The Gambit interview: Spike Lee

Posted By on Tue, Aug 17, 2010 at 10:38 PM


Academy Award nominated director Spike Lee is in New Orleans for the premiere of his new HBO documentary, If God Is Willing And Da Creek Don’t Rise, tonight at the Mahalia Jackson Theater. Gambit caught up with Lee over his second Arnold Palmer cocktail as he enjoyed some corn and crab soup in the French Quarter before the screening.

The following are excerpts from our interview, which will appear in the next issue of Gambit.

GAMBIT: How did it feel, asking Ray Nagin how he thinks he’ll be judged by history?

SPIKE LEE: Ray was kinda on edge, that interview, and it was really, we had Ray and we were supposed to interview Landrieu, and the only time Mitch could do it was right after Nagin, so were trying to keep them from seeing each other. We’d finished with Nagin, we were trying to get him to leave and he was staying in front! Someone must have told him that [Mitch] Landrieu was coming.

But for me that wasn’t the hardest question. The hardest question to ask him was to ask what he thinks about the most. And I think it was his best, when he talked about the eight hour window to call the mandatory evacuation, and he waited until the eighth hour, and I know…well, he didn’t talk about it, I didn’t ask him, I think that’s something that’s going to haunt him the rest of his life. It would haunt anybody. Because he knows, we all know that by waiting til the eighth hour, people are no longer here. That decision meant the difference between living and dying, and I give him, you know I respect, because he didn’t have to answer that, but he did.

When he got elected, he didn’t know the city was going to be 80% under water, there was no playbook, but I feel people’s problem with Nagin was really what he did in his second term, or what he didn’t do in the second term versus something that happens that he had nothing to do with.


Someone you’ve been critical of in the past was Larry Bird. Now Mitch is the first white mayor of New Orleans since his father, Moon Landrieu left office in 1978. Is Mitch Landrieu the Larry Bird of New Orleans mayors?

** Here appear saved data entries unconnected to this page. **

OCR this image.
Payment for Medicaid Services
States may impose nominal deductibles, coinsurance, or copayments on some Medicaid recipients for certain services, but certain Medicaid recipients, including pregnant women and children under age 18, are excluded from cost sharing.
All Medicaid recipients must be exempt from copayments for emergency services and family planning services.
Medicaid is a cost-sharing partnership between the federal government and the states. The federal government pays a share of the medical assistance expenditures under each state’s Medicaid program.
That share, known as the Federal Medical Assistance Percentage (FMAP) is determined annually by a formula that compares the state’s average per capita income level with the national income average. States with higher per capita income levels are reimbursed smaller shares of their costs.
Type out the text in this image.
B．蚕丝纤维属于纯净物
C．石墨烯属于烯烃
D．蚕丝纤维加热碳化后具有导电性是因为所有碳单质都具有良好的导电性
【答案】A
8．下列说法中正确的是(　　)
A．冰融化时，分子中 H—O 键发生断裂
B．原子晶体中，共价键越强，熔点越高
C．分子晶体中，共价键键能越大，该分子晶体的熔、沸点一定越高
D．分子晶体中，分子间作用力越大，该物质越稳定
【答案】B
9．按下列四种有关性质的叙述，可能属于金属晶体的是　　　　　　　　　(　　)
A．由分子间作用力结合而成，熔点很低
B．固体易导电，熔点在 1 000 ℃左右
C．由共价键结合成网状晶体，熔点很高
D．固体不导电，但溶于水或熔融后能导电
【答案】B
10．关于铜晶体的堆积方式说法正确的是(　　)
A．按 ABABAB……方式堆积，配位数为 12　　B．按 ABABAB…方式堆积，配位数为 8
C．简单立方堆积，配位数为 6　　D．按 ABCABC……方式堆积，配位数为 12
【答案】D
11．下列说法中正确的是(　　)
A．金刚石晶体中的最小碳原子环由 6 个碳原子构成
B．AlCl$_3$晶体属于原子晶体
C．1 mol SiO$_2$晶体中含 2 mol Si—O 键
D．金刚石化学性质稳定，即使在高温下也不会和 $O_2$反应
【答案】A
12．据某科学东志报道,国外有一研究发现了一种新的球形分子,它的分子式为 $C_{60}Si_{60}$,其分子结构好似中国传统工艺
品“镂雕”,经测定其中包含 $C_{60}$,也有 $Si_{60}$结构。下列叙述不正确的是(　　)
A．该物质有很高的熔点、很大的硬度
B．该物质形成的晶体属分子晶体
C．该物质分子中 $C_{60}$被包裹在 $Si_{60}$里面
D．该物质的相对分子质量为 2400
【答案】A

He can’t shoot like Larry. Or I’ve never seen him. I don’t know if he even plays basketball. But look, I like Mitch, I like his sister, but as he says in the film, he’s got a hard job. Right now New Orleans is on pace to have 203 murders this year, which by use of the population makes it the murder capital of the United States of America. Think about this: Greater New Orleans has 700,000, New York has eight million people. Eight million. They’re going to have more murders than New York City here, and New York City has eight million people! That’s, you’re talking about like, Iraq odds, I mean, crazy.

I know you interviewed [Tulane University homicide expert] Peter Scharf for the film.

Yes. He was very very informative. He’s the go-to guy for homicide. His figures he has are chilling, and it’s young black men killing young black men, and it’s not something that’s just owned by New Orleans. It happens everywhere.

click to enlarge spike


Was it difficult for you to know how to respond to the BP catastrophe, because you’d been in town since February?

Our first day of shooting was the Super Bowl. But we were making trips back and forth. What was hard was we had stopped shooting, we were done. April 20 happened and we had to change everything. The problem with the BP thing was that the story was changing every day, it’s a very fluid story, still is, and it’s going to be for many years to come, so we had to keep pace, and we were shooting as late as two weeks ago.

It’s kind of dynamic, obviously quite stressful, when you have a film in the can, to re-open it, but then again?

We had to. That’s our job, as filmmakers. As documentary filmmakers. This is the biggest oil spill in the history of the world, and it’s not going to be in this?

Doug Brinkley was in the film, and he said something...I was interested to hear what your response to what he said was. He said that New Orleans has this "knee-jerk boosterism." It’s the result of schizophrenia in the city, between this confidence elsewhere and slight insecurity. What do you think of that, when he said that?

I think that schizophrenia he’s talking about is the highs and lows that people go through, which is part, it’s just the way we roll here, the highs and the lows, the good and the bad, the joy and the pain. And as I’m telling people, let’s start from the beginning. From the get go, New Orleans is below sea level, let’s just start there. And then it’s in hurricane alley. So forget about anything else that happens, you’ve got that. Then you add the eradication of the wetlands, the marshlands, shoddy work of the United States Army Corps of Engineers, which many people still question how safe it is. So, you live down here -- it’s not boring.